ハロウィン・タウンのパンプキン・キング、ジャック・スケリントンは、毎年同じことを繰り返すハロウィンに飽きていた。
そんな彼が迷い込んだのはクリスマス・タウン。笑顔があふれ楽しく美しい世界に心奪われたジャックは、自らの手でクリスマスを作り出すことにしたのだが・・・
この作品は今や不動の地位を手に入れた、ティムバートンが1993年に公開した映画をリメイクしたものだ。
愛らしいくもシュールでどこか憎めないキャラ達が完全CGによって再現されている。
このCGがリアルな人形劇のような世界を巧みに作り出し、素晴らしい映像美を見せ付けてくれます。

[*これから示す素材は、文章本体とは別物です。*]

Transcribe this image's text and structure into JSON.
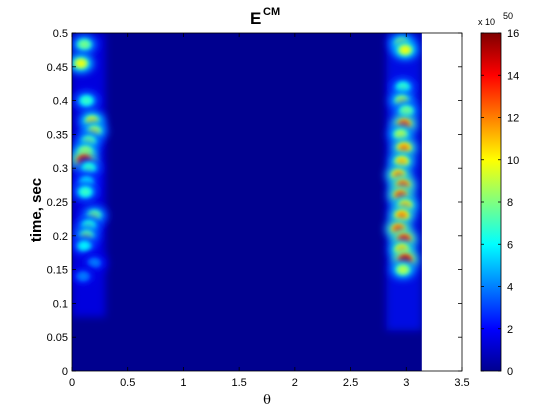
{
  "chart_data": {
    "type": "heatmap",
    "title": "E",
    "title_superscript": "CM",
    "xlabel": "θ",
    "ylabel": "time, sec",
    "xlim": [
      0,
      3.5
    ],
    "ylim": [
      0,
      0.5
    ],
    "x_ticks": [
      "0",
      "0.5",
      "1",
      "1.5",
      "2",
      "2.5",
      "3",
      "3.5"
    ],
    "y_ticks": [
      "0",
      "0.05",
      "0.1",
      "0.15",
      "0.2",
      "0.25",
      "0.3",
      "0.35",
      "0.4",
      "0.45",
      "0.5"
    ],
    "data_extent_x": [
      0,
      3.14
    ],
    "colormap": "jet",
    "colorbar": {
      "min": 0,
      "max": 16,
      "ticks": [
        "0",
        "2",
        "4",
        "6",
        "8",
        "10",
        "12",
        "14",
        "16"
      ],
      "multiplier_base": "x 10",
      "multiplier_exp": "50"
    },
    "hotspots": [
      {
        "theta": 0.11,
        "time": 0.483,
        "value": 8
      },
      {
        "theta": 0.08,
        "time": 0.455,
        "value": 10
      },
      {
        "theta": 0.13,
        "time": 0.4,
        "value": 7
      },
      {
        "theta": 0.18,
        "time": 0.37,
        "value": 10
      },
      {
        "theta": 0.2,
        "time": 0.355,
        "value": 9
      },
      {
        "theta": 0.15,
        "time": 0.34,
        "value": 8
      },
      {
        "theta": 0.12,
        "time": 0.325,
        "value": 9
      },
      {
        "theta": 0.11,
        "time": 0.312,
        "value": 15
      },
      {
        "theta": 0.15,
        "time": 0.3,
        "value": 7
      },
      {
        "theta": 0.13,
        "time": 0.28,
        "value": 6
      },
      {
        "theta": 0.12,
        "time": 0.265,
        "value": 7
      },
      {
        "theta": 0.2,
        "time": 0.23,
        "value": 8
      },
      {
        "theta": 0.15,
        "time": 0.215,
        "value": 7
      },
      {
        "theta": 0.13,
        "time": 0.2,
        "value": 8
      },
      {
        "theta": 0.11,
        "time": 0.185,
        "value": 6
      },
      {
        "theta": 0.2,
        "time": 0.16,
        "value": 4
      },
      {
        "theta": 0.1,
        "time": 0.14,
        "value": 4
      },
      {
        "theta": 2.96,
        "time": 0.485,
        "value": 9
      },
      {
        "theta": 2.99,
        "time": 0.475,
        "value": 10
      },
      {
        "theta": 2.97,
        "time": 0.42,
        "value": 7
      },
      {
        "theta": 2.96,
        "time": 0.4,
        "value": 9
      },
      {
        "theta": 3.0,
        "time": 0.385,
        "value": 8
      },
      {
        "theta": 2.98,
        "time": 0.365,
        "value": 13
      },
      {
        "theta": 2.95,
        "time": 0.35,
        "value": 9
      },
      {
        "theta": 2.98,
        "time": 0.33,
        "value": 12
      },
      {
        "theta": 2.96,
        "time": 0.31,
        "value": 11
      },
      {
        "theta": 2.93,
        "time": 0.29,
        "value": 12
      },
      {
        "theta": 2.97,
        "time": 0.275,
        "value": 13
      },
      {
        "theta": 2.95,
        "time": 0.26,
        "value": 13
      },
      {
        "theta": 2.99,
        "time": 0.245,
        "value": 11
      },
      {
        "theta": 2.96,
        "time": 0.23,
        "value": 12
      },
      {
        "theta": 2.93,
        "time": 0.21,
        "value": 13
      },
      {
        "theta": 2.98,
        "time": 0.195,
        "value": 14
      },
      {
        "theta": 2.96,
        "time": 0.18,
        "value": 11
      },
      {
        "theta": 2.99,
        "time": 0.165,
        "value": 15
      },
      {
        "theta": 2.97,
        "time": 0.15,
        "value": 9
      }
    ]
  }
}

この作品はなんと言っても愛犬ゼロが可愛くて仕方がない。愛らしいゼロの姿を見るためだけにこの作品を見てもいいのでは?と思います(笑
この作品の残念なところは、作品の短さ。ストーリーは簡潔してるし、内容も子供からお年寄りまで楽しめる素晴らしい作品なのだが、短めの作品なのであっという間に終わってしまう。
もっとも、素晴らしい作品なだけに、もっと「The Nightmare Before Christmas」の世界に浸っていたかったという、ファンのわがままなのだが。
原作者であるティムバートンは、ディズニーと組んで、「不思議の国のアリス」、「フランケンウィニー」の3Dリメイクも計画しているとの事。
ちなみに「不思議の国のアリス」は三月ウサギが大好きなので、是非とも気が狂った三月ウサギをフルCGで可愛く表現してくれることを期待しております。